Kilkudziesięciu Rosjan oddało się w ręce Ukraińców. "Często się zdarzało, że nie mieliśmy co jeść"
Rosyjska inwazja na Ukrainę trwa od 550 dni. Ponad 50 żołnierzy rosyjskich wraz ze swoim dowódcą oddało się do niewoli siłom ukraińskim w okolicach wsi Robotyne w obwodzie zaporoskim na południu Ukrainy – poinformowała w niedzielę ukraińska agencja Unian. - Tydzień temu doznaliśmy poważnych strat, dużo ludzi zginęło. Jednocześnie przestali nam dowozić żywność, szukaliśmy jej na własną rękę, ale często się zdarzało, że po prostu nie mieliśmy co jeść - powiedział jeden z Rosjan, cytowany przez Unian. W tvn24.pl relacjonujemy wydarzenia z i wokół Ukrainy.

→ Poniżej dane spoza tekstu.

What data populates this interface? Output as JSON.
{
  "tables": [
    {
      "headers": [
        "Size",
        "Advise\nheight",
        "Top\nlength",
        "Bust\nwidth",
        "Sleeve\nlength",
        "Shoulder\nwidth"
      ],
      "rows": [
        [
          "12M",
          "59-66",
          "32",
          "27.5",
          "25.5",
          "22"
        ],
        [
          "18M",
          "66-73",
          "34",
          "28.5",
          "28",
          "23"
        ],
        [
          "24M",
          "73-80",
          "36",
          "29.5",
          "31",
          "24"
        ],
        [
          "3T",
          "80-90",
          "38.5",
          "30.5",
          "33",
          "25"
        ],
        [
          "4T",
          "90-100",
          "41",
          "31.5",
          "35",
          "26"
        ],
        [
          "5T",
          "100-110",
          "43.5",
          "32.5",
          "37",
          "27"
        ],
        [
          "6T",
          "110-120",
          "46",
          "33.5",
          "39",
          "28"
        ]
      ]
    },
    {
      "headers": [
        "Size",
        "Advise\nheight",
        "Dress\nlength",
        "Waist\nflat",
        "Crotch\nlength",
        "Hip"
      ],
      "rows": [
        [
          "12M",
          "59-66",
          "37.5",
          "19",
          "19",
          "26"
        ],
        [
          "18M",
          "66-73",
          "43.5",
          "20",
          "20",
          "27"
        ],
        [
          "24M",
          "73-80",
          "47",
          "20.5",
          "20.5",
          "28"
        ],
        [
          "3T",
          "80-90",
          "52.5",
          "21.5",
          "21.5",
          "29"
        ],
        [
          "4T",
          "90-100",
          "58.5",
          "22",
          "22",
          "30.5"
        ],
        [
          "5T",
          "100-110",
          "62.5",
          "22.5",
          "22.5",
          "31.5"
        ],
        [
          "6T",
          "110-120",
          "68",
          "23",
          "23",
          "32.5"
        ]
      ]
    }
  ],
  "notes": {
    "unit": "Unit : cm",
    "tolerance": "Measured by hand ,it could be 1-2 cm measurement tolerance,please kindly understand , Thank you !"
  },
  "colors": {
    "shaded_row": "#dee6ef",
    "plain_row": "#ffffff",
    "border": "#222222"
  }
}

Relacja odświeża się automatycznie
- 21:53
Ponad 50 żołnierzy rosyjskich wraz ze swoim dowódcą oddało się do niewoli siłom ukraińskim w okolicach wsi Robotyne w obwodzie zaporoskim na południu Ukrainy – poinformowała w niedzielę ukraińska agencja Unian.
Podała, powołując się na rosyjskie media, że rosyjscy okupanci uskarżali się na brak żywności i amunicji, po czym pobili swego dowódcę i wraz z nim poddali się silom ukraińskim.
Źródło w Sztabie Generalnym Sił Zbrojnych Ukrainy potwierdziło, że 52 żołnierzy wraz dowódcą oddało się do niewoli.
Ukraińska flaga powiewa nad wyzwoloną miejscowością Robotyne
- 21:08
Wołodymyr Zełenski mówił również w rozmowie z Natalią Mosejczuk, że Ukraina powinna się nauczyć żyć jak Izrael.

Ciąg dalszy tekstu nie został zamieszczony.